En 2002 les prétendants étaient si nuls peu attrayants qu’il y eut un suspens du fait de la faible mobilisation des électorats plutôt modérés. Il y a 5 ans, entre l’envie de tous les envoyer chier à la cave, la cabale Fillon et le matraquage médiatique en faveur d’un outsider (plutôt bien installé dans le système en fait) il y eut à nouveau une (petite) surprise. Le paradoxe de 2022 c’est que la situation paraît jouée tandis que le pays coule à tous les niveaux et que l’épidémie de rhume-21 COVID-19 tétanise l’opinion stérilisant tout débat. Comment expliquer que Macron demeure aussi haut au premier tour, stable avec un % très élevé de gens sûrs de leur vote?. Il ne peut rien craindre dans cette situation. Le bilan de Macron est pourtant l’un des plus médiocre de la Vème République et le personnage s’est montré régulièrement condescendant envers les français, arrogant à l’étranger, en un mot : insupportable.
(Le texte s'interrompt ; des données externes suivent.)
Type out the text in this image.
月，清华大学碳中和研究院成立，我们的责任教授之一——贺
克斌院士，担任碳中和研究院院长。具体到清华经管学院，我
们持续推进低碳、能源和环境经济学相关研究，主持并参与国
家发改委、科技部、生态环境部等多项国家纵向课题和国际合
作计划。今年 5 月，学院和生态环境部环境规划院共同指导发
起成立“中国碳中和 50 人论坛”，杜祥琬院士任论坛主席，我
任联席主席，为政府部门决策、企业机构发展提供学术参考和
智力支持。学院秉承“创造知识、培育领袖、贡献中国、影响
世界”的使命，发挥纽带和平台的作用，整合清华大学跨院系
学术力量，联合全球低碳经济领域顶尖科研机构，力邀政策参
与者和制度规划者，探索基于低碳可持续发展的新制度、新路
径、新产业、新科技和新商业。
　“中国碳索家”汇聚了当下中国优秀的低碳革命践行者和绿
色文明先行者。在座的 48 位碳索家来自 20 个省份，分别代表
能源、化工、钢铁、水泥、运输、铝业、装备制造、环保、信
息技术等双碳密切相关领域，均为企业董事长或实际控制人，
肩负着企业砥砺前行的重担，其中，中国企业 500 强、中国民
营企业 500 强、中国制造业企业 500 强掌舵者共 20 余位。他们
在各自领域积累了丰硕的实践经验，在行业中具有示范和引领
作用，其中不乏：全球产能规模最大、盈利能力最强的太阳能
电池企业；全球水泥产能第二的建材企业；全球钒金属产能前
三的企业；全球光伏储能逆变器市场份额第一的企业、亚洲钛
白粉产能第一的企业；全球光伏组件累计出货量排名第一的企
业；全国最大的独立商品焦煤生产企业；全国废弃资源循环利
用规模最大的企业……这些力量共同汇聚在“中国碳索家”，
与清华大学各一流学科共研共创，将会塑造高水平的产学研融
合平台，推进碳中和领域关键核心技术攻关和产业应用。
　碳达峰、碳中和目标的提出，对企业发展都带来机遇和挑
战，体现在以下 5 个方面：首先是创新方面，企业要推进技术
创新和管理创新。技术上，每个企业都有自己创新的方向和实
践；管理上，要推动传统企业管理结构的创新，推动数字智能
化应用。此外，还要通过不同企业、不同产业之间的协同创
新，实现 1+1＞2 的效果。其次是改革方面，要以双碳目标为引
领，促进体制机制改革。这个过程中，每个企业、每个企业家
Que faire? Valérie Pécresse n’offre aucune perspective de changement, Eric Zemmour n’offre aucune perspective de victoire, Marine Le Pen n’offre aucune… perspective. Il y a tout de même un élément important à prendre en considération. Sous Macron, les institutions peu démocratiques de la Vème République lui ont permis de prendre un virage autoritaire sans précédent. Abus de pouvoir, parlement de godillots, référendum baffoué, atteintes aux libertés, manifestations sauvagemment réprimées, affairisme et j’en passe : il faut dégager Macron de toute urgence même si le successeur recyclera quelques nuisibles.

Depuis quelques années, je me plaisais à dire que la « démocratie était le pire des systèmes à l’exception de tous les autres » reprenant la merveilleuse formule de Churchill. Sa vertu reposait sur la possibilité de botter le cul des incompétents à intervalle régulier ou de relégitimer pour un temps compté quelqu’un de moins mauvais ce qui calmait les perdants et permettait un renouvellement des têtes, des idées. A la réflexion, je me dois d’y ajouter une précision de taille : la norme ce n’est pas le bon grain qui chasse l’ivraie, c’est hélas plutôt exceptionnel. La norme, ce sont des nuisibles qui s’accrochent et utilisent (pervertissent) les moyens de l’état pour ce dessein. Les bons sont rares et n’arrivent en général que trop tard. Il héritent de la m** laissée par les nuls. Puisque la crise en France est une crise de régime, je doute fort que de grands changements puissent intervenir avant d’avoir pris le mur en pleine poire. Avec le temps je me dis que l’abstention est un réflexe normal à toutes les élections intermédiaires sans enjeu et sans intérêt tant le pays est trop centralisé, avec 0 subsiduarité, pire, plusieurs mécanismes de péréquation pour encourager les nuls au détriment des bons etc. Au seul échelon avec de l’enjeu, virer un tyran (même soft) me semble donc nécessaire.

Surveillons donc le mois de janvier. Si nous en restons là, seule Pécresse peut nous débarasser de Macron. Si elle s’effondre – c’est bien possible – il ne restera plus aucun choix. Zemmour reste trop loin au second tour et son offre de service qui se résumait à « faire mieux que Le Pen » tombe complètement à l’eau. Triste plateau de départ, triste choix, triste président(e) en vue.